Her voice cracked. “Then what good is your mercy if it starves us?”
Val-Theris went still. For the first time, she saw something almost fragile in his face—that flicker of doubt he could never admit. But it hardened again, quickly, as though he feared what it might mean to let her see it.
“You speak like someone who’s never ruled,” he said finally, his tone cutting. “You don’t understand what’s at stake.”
“I understand hunger,” she shot back. “I understand watching people die because no one in power cares enough to stop it!”
He raised his voice. Something he’d never done to her before. “You’re being unreasonable.”
Her breath caught. “Unreasonable?”
“Yes,” he said, the word sharp as glass. “You’re letting your heart blind you to what must be done.

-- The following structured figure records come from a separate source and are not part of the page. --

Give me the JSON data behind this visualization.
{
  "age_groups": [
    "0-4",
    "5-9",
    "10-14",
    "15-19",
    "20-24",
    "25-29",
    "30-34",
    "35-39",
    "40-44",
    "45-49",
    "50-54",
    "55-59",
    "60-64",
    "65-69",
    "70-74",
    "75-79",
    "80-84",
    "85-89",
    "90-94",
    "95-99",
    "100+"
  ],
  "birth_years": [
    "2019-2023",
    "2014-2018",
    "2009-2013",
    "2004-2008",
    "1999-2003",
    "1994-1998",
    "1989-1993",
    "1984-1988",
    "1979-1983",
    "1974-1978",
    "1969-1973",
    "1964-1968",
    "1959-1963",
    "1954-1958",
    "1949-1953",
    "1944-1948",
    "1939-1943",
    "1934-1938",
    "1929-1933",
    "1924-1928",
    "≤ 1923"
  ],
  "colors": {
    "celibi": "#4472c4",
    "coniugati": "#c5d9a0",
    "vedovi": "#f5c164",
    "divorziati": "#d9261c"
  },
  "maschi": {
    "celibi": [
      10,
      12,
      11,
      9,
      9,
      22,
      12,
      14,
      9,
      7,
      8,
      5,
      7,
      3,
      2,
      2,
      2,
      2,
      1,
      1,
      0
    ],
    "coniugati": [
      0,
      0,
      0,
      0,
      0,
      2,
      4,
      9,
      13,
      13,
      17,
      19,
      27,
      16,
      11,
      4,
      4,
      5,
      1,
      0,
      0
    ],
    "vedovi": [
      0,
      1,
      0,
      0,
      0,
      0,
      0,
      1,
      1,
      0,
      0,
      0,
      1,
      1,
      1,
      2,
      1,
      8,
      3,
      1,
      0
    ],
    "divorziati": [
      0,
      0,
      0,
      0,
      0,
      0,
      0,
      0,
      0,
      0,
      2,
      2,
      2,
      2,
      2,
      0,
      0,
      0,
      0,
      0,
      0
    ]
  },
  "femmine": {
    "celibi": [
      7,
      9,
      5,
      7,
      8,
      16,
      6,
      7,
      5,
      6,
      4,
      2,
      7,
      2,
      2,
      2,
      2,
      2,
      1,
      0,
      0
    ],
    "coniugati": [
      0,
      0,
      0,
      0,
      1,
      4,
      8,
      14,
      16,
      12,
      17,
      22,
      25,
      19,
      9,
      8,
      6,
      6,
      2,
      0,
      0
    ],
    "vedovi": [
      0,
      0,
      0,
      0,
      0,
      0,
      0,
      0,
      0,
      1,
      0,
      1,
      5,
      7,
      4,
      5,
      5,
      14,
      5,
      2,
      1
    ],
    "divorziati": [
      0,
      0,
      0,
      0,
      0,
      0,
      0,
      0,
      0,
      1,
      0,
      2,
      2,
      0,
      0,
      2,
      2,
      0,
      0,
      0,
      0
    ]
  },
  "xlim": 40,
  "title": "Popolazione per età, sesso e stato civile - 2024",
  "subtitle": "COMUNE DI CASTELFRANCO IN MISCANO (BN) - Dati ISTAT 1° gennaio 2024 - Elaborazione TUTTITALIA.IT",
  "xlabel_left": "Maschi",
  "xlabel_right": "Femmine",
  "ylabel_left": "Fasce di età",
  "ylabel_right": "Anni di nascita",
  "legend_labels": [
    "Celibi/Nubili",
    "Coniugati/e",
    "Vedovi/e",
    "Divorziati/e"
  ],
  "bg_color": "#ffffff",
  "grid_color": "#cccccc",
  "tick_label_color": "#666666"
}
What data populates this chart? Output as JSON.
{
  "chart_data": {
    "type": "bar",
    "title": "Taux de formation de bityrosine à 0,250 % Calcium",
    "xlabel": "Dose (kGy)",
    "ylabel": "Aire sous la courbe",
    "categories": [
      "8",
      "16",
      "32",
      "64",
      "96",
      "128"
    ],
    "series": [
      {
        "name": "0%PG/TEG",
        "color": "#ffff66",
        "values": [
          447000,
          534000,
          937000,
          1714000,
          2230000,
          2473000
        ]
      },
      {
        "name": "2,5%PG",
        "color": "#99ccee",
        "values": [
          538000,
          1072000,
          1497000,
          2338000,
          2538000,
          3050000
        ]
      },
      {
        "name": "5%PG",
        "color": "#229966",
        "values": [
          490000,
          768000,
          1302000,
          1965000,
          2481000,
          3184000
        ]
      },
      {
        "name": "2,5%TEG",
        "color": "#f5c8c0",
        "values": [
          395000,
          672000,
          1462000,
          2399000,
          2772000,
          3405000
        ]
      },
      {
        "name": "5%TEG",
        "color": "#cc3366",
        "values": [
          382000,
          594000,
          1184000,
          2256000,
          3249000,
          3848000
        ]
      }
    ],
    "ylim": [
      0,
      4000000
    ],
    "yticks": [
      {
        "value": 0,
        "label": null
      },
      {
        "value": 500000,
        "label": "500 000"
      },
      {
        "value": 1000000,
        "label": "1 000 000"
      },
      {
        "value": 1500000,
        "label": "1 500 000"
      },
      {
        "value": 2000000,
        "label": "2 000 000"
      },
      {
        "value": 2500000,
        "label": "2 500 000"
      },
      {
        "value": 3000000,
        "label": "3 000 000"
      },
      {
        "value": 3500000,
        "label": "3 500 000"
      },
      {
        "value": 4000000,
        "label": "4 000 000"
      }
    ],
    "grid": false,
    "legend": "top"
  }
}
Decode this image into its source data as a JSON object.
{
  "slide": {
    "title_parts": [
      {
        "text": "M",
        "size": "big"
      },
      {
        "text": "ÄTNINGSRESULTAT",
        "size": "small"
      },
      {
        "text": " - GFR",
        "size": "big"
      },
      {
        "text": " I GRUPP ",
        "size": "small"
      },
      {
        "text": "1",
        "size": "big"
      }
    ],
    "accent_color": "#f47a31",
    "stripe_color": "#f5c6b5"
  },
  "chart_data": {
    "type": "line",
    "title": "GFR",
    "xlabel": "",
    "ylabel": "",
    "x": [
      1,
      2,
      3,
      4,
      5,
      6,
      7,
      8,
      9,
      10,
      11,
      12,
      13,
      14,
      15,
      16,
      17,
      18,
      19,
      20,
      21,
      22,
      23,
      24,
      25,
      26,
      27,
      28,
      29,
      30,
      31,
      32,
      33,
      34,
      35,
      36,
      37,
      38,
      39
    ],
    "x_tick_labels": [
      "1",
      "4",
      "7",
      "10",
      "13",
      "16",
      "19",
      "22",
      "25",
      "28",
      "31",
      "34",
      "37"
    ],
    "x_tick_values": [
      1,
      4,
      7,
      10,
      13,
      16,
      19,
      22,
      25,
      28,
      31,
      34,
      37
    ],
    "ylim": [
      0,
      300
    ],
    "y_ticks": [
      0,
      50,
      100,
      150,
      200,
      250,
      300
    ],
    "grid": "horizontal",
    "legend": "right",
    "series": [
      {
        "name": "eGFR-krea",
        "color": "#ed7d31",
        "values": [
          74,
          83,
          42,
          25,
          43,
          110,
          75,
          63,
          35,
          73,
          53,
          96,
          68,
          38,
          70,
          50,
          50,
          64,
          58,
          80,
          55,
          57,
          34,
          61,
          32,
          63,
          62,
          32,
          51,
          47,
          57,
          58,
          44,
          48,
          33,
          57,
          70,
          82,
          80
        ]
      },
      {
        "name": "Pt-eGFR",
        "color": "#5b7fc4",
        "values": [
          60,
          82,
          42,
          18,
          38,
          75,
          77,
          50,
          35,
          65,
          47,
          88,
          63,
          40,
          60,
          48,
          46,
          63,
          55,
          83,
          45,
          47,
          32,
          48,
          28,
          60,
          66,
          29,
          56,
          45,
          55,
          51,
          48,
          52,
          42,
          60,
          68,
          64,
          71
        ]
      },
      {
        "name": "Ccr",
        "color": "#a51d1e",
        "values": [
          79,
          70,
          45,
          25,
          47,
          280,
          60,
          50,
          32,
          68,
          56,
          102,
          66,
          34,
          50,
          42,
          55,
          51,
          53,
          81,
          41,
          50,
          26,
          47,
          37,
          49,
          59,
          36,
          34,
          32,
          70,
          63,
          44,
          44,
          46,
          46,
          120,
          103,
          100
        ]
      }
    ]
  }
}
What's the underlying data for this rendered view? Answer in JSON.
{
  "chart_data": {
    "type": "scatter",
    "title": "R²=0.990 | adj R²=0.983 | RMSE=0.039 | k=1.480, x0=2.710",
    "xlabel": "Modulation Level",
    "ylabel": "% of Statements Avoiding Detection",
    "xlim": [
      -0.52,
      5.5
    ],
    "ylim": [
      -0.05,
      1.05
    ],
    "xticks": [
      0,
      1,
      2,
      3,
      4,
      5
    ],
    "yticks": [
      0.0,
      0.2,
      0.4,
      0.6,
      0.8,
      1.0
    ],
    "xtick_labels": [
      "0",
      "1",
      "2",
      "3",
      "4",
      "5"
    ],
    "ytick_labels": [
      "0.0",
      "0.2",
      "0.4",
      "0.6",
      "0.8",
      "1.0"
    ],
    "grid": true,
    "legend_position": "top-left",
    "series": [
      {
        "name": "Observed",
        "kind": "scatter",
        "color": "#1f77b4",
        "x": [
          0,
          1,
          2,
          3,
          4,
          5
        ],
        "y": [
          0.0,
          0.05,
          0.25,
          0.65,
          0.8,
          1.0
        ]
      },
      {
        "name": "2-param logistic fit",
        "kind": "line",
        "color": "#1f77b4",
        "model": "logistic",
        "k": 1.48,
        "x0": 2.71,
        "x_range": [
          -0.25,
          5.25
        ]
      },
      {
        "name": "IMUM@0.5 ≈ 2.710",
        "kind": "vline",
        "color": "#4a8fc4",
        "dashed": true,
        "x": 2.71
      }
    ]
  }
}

This is not the time to let your emotions get in the way.”
The air left the room. Jesenia’s lips parted, but no sound came. He knew, instantly, what he’d said—that it was the same words the council had used against her, the same insult that stripped her of her voice in that chamber time and time again.
Emotional. Unreasonable. Ignorant.
She blinked rapidly, tears stinging her eyes. “I see,” she whispered.
“Jesenia—”
“No.” She shook her head, stepping back. “You’ve made yourself clear.” She turned and walked toward the door, her steps soft against the marble.
“Jesenia, please—”
But she was gone. The door closed quietly behind her, but to Val-Theris, it might as well have been the sound of a blade sinking into his chest. He stood there for a long time, hands trembling at his sides, staring at the door she’d just walked through.
What have I done? he thought to himself. The silence stretched until a voice broke it.
“She’s right, you know.”
Val-Theris turned sharply. Rohannes stood by one of the pillars near the door, his expression unreadable. “You heard,” the king said.
“I hear everything,” Rohannes replied. “As is my job.”
Val-Theris exhaled, pressing his hand to his temple. “Was I too harsh?”